Martin hopes his work, and that of his team of 14 engineers and a biologist galvanizes others to look for solutions to today’s global challenges. “I started the company for the right reasons — I want to leave a better world for my son. But innovation is a slog; it’s hard work; and I admit it would have been easier to quit than carry on,” he says. But he and his team have persisted. “Doing this work, and working with others that care for the algae like it’s their children is very powerful and I’m very proud of that. We are doing something that no one else has.”
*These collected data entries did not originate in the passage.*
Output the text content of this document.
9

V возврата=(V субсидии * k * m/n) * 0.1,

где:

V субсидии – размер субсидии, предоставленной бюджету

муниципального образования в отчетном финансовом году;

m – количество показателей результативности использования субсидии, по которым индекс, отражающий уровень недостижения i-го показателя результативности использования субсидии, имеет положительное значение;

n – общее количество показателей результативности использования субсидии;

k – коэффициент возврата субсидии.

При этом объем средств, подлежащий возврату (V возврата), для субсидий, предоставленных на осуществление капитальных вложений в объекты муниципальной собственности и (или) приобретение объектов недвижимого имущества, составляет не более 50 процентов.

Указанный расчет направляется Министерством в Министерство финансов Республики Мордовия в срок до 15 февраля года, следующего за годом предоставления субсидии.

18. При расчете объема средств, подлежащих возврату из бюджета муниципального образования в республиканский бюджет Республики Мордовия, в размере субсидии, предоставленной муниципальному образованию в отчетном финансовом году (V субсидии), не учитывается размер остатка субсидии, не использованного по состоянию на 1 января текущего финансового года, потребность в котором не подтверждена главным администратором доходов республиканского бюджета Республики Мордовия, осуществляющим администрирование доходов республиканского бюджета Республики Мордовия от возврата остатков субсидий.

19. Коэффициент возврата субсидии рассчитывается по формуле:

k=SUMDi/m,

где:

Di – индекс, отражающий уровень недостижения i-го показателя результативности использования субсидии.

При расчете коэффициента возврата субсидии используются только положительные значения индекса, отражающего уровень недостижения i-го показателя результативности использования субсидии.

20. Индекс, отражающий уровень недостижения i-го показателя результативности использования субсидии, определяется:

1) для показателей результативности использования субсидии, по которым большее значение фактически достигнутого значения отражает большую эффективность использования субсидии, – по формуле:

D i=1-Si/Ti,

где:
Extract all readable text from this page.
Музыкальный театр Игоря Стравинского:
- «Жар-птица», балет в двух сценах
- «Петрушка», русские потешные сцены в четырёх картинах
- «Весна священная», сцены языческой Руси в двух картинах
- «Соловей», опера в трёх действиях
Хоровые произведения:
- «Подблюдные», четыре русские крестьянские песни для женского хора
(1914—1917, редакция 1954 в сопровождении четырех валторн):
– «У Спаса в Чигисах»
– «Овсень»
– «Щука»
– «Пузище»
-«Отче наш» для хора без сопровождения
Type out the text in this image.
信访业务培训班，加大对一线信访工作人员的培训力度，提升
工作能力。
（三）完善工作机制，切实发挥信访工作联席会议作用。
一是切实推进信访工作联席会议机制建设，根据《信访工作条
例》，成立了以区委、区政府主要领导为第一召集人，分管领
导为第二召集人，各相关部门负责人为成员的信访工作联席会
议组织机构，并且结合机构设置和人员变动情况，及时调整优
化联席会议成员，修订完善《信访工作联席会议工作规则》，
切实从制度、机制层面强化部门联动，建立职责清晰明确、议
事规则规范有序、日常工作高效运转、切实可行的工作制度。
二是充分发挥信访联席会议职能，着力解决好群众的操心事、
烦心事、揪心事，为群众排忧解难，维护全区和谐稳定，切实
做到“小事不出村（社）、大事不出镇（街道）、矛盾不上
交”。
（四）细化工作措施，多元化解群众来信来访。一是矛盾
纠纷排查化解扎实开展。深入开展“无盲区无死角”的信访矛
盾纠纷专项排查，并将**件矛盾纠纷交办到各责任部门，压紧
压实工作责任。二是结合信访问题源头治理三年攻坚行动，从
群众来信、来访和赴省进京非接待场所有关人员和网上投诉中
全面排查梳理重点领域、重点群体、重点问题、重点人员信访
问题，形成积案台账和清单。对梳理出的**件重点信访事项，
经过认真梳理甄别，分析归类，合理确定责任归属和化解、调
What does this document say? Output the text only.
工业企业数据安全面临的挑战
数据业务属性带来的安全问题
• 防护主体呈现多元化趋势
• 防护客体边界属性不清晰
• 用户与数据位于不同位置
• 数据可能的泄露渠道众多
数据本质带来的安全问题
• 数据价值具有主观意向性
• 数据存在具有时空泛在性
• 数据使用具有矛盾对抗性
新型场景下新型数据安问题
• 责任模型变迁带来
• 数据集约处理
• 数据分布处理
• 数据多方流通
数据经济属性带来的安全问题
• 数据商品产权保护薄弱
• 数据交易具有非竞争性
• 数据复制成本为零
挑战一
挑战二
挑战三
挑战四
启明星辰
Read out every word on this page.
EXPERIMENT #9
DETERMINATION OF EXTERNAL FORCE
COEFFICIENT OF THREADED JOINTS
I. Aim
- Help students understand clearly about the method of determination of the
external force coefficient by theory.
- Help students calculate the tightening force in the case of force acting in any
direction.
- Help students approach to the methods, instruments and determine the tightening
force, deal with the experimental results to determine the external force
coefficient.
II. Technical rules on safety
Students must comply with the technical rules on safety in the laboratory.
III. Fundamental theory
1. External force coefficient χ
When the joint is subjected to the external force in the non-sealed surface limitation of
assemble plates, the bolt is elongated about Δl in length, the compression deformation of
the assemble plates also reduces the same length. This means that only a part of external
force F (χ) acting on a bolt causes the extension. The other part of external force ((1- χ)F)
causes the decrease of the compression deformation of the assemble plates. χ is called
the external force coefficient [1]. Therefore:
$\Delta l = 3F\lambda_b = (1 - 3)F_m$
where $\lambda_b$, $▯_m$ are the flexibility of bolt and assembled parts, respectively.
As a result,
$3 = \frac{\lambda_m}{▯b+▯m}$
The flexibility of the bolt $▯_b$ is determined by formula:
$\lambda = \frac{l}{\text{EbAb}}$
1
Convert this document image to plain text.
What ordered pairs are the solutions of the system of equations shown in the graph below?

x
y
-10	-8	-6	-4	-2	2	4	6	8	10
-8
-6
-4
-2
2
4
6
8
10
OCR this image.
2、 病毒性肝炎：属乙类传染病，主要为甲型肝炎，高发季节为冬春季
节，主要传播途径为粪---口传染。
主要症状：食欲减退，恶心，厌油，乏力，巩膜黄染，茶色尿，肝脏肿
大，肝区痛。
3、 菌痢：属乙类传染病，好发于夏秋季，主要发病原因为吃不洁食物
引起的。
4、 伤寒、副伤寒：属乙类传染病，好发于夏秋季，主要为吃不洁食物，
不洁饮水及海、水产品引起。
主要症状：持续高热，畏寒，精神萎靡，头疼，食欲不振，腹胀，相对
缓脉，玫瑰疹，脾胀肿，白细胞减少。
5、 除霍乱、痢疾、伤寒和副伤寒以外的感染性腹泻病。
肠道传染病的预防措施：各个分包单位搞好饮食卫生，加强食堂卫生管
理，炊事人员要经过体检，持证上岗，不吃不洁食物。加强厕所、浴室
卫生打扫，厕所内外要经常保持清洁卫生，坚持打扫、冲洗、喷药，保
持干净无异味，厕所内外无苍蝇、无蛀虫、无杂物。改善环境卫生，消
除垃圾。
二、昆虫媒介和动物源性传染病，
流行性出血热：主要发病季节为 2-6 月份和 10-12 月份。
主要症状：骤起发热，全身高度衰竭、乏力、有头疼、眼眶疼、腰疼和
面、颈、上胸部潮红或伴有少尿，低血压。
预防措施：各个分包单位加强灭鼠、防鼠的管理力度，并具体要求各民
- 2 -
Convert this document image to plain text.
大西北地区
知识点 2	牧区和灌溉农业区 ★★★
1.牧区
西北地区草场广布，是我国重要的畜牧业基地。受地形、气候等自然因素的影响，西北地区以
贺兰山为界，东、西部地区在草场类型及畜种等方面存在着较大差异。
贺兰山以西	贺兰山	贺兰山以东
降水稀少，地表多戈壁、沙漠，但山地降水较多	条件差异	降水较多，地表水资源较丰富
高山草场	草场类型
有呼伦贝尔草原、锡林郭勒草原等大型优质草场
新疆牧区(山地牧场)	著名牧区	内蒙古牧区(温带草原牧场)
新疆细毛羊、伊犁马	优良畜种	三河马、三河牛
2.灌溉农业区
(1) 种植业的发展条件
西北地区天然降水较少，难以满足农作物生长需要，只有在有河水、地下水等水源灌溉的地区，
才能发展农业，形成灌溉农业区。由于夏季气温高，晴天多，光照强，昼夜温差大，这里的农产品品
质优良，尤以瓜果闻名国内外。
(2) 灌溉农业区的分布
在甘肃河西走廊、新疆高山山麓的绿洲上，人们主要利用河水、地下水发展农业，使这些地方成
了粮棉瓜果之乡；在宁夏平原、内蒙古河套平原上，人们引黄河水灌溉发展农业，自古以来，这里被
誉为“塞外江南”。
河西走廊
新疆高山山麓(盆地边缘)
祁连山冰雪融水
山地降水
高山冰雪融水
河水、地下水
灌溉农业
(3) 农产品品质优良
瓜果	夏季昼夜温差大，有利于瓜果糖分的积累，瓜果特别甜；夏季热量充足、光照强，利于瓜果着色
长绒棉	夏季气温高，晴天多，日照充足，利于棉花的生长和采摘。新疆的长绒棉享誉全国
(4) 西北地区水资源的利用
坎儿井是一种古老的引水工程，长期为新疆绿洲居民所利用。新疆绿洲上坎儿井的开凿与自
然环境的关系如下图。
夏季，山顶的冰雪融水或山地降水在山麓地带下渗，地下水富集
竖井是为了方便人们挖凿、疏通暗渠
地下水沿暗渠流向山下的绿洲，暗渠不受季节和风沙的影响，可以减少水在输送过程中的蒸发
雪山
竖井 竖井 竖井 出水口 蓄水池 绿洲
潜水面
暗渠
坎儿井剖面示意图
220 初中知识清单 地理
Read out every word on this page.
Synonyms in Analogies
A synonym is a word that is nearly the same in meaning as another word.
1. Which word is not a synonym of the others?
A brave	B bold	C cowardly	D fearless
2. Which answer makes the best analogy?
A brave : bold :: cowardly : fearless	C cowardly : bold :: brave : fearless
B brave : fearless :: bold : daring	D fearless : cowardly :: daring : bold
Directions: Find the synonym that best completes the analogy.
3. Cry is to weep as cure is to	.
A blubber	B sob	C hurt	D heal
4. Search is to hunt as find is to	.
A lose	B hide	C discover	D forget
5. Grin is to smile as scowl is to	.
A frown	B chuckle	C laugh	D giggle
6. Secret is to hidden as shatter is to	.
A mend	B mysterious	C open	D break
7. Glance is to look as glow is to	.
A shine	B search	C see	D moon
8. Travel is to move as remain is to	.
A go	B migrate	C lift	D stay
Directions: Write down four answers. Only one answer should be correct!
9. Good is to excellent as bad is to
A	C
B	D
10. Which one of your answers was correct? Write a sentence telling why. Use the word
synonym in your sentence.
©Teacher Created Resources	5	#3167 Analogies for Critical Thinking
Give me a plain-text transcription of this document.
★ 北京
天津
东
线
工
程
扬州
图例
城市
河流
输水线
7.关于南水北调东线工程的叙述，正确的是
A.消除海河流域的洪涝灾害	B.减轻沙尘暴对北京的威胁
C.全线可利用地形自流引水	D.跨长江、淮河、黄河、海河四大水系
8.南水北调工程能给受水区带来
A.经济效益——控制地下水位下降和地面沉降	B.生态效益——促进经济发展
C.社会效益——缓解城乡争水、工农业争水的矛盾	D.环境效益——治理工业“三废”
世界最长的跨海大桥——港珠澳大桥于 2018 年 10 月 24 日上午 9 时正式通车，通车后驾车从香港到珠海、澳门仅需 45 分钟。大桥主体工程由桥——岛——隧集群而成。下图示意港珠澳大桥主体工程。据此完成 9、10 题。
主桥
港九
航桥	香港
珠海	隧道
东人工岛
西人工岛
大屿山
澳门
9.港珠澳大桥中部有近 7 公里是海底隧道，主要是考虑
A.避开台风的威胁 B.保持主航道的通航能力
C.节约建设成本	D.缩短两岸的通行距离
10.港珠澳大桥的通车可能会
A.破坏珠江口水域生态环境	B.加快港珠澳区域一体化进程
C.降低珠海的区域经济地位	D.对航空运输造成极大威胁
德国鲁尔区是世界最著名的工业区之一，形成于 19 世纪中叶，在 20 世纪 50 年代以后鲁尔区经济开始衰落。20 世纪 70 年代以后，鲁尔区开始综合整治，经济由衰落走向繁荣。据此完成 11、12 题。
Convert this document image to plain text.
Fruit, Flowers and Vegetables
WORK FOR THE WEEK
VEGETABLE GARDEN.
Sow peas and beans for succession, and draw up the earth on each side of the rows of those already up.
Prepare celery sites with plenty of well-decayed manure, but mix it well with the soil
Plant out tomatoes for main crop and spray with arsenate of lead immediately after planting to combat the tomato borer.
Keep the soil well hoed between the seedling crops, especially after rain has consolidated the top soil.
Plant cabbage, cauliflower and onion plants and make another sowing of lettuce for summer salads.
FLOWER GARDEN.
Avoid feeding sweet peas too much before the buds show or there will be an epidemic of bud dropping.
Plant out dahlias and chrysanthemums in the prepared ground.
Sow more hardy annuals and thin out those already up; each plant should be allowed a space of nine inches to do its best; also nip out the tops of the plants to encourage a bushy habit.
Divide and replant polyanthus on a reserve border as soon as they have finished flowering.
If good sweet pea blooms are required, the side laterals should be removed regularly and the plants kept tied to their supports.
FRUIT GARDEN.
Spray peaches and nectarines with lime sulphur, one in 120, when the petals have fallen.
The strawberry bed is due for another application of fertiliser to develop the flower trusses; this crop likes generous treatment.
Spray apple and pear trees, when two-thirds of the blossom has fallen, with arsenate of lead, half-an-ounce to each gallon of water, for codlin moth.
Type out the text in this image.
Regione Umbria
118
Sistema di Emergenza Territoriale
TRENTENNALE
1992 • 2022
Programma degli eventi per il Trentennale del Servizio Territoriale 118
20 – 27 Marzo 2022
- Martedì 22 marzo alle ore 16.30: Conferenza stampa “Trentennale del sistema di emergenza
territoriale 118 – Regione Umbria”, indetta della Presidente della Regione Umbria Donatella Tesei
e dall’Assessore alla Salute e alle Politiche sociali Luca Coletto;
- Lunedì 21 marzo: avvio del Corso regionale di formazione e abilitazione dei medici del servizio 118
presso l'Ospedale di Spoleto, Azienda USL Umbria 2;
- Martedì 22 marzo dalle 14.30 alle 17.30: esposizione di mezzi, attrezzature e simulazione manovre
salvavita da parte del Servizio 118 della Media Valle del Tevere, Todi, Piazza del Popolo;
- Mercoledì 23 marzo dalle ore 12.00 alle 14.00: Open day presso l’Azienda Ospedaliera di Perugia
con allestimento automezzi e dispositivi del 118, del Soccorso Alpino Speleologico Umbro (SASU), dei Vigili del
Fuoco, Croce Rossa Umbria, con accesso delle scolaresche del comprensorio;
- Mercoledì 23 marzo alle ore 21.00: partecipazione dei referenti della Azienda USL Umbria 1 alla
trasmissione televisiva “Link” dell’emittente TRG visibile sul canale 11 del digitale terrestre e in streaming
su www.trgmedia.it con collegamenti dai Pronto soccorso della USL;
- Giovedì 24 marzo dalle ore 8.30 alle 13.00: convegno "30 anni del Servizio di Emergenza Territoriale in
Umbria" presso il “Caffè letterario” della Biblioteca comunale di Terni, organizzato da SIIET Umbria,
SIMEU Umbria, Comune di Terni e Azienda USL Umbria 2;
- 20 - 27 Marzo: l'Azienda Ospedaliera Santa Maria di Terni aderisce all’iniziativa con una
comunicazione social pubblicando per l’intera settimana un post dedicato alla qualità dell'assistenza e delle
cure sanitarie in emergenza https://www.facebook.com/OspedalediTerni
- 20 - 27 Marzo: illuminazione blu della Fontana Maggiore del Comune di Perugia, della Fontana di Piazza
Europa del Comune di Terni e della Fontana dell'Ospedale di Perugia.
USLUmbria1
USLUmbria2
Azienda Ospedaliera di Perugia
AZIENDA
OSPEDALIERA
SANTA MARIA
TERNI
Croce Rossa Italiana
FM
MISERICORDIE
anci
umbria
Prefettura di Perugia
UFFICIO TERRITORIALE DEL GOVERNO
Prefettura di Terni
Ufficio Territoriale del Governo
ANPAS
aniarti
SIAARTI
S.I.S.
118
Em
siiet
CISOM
Family inspires Martin: particularly his son, as well as his father — a serial entrepreneur who was instrumental in helping start the company — and his sister who helps him through the tough stuff. Martin also acknowledges the commitment and dedication of his co-workers. “I couldn’t get through a single day without the people I work with,” he says.

Adds Di Pietro, “There is purpose here. The work is exciting, dynamic, fun and challenging. We are going to create an environment that we can be proud of. This era will be remembered not for industrialization, but for reparation and sustainability. I will look back on this time and say I did that. I made a difference.”